Casshern relied only on visuals and had a re-viewability problem. The first screening was unbelievable, the second already boring and uninteresting: the eyes having already trained the brain with the visuals, are not able to find anything interesting so they close shop or turn to less boring tasks like thinking about cheese. GOEMON manages this effect within the first 30 minutes.

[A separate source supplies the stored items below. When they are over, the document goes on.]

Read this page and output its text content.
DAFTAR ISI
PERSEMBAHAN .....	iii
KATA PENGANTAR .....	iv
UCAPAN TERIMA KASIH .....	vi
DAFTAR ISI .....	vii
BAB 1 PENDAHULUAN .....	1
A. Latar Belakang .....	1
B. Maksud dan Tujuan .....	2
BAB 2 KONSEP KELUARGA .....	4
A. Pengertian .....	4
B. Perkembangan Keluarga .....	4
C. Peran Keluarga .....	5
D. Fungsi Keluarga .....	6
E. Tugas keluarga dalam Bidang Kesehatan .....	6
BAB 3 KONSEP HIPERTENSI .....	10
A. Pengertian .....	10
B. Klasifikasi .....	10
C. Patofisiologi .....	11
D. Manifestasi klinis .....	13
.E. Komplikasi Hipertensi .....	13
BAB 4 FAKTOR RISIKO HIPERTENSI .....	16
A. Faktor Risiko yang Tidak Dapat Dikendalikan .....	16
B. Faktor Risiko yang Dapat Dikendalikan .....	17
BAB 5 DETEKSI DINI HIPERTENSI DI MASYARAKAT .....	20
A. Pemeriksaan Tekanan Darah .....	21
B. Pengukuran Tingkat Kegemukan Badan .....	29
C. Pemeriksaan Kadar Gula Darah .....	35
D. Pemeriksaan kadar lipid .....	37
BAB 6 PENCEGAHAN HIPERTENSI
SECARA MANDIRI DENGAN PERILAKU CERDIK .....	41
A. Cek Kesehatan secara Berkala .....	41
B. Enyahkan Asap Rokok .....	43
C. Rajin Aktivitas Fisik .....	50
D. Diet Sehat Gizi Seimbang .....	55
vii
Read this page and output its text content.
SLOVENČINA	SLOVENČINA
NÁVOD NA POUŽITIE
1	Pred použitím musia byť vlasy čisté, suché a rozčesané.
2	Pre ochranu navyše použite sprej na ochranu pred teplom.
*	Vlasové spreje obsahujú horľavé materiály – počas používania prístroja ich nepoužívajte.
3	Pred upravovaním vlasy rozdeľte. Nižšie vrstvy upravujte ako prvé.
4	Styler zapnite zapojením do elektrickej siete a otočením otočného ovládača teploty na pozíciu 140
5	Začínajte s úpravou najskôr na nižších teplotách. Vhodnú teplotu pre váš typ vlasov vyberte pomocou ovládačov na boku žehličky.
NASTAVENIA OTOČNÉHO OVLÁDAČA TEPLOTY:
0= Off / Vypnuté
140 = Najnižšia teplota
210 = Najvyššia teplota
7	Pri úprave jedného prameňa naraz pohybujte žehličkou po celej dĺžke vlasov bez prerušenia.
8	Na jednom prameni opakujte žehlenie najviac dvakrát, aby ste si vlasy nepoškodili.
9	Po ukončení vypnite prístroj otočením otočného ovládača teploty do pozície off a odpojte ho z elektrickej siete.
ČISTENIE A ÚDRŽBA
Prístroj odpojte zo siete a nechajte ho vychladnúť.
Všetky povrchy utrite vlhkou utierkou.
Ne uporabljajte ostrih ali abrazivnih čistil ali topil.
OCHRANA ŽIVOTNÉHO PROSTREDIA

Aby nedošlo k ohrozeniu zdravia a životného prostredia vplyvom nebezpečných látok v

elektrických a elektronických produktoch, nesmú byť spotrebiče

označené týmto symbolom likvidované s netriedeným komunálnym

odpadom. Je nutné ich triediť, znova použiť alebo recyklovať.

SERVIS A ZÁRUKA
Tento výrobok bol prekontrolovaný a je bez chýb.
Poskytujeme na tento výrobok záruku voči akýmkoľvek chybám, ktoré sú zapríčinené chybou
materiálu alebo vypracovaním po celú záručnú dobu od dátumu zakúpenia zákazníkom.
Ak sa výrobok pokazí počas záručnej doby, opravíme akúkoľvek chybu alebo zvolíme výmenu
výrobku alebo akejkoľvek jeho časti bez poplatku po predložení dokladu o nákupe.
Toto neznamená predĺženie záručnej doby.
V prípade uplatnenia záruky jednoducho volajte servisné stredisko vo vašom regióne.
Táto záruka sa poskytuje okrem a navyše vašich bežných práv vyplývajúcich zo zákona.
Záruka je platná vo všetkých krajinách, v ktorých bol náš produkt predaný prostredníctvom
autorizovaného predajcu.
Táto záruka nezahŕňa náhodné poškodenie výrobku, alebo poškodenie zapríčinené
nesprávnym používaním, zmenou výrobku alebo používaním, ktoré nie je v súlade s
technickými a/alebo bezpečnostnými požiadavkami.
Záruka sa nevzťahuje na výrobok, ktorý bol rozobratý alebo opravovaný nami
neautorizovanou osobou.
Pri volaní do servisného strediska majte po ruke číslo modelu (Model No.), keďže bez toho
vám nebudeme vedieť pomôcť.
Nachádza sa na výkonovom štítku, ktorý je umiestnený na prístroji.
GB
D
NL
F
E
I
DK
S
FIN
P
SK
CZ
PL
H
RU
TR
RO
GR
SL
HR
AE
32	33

At the start I was wondering if all of this was intended, but by the end of the screening that doubt was lifted. It wasn’t. There is clearly a deliberate loss of narration either due to lack of skill or budget. So what now? Clearly we have a problem here. There is absolutely NO progress in Kazuaki Kiriya's work. He’s even less of a story teller than he was in CASSHERN. Visually, it’s the same but it looks bored and uninspired. There are a few decent moments, but not enough given the 128 minute runtime.. It looks to me Kazuaki Kiriya used all of his creativity in Casshern and is now ruminating on it, like a bloated cow with her daily quota of hay. And like everything regurgitated it now tastes sour and smells faintly of fungus. “There will be hell to pay!” is frequently howled by Goemon’s sidekick. Indeed there is. I cannot recommend seeing it in theaters. Given the ratio of rotoscoped borders I’d say don’t watch it on anything bigger than 42” (less will be better). And of course, you’ll be able to fast forward to the pseudo-bushido soap-opera about love forbidden, duty calling and the proper way to disguise yourself while still being recognized as the famous ninja from the left wind of the noodle.
I can’t find more than 4 points to give to GOEMON, most of them out of fond memories of my first Casshern screening. If you want to see action in a Medieval Fantastic Asia with incredible images, directing and some real visual achievement, go see “Kung Fu Panda” instead.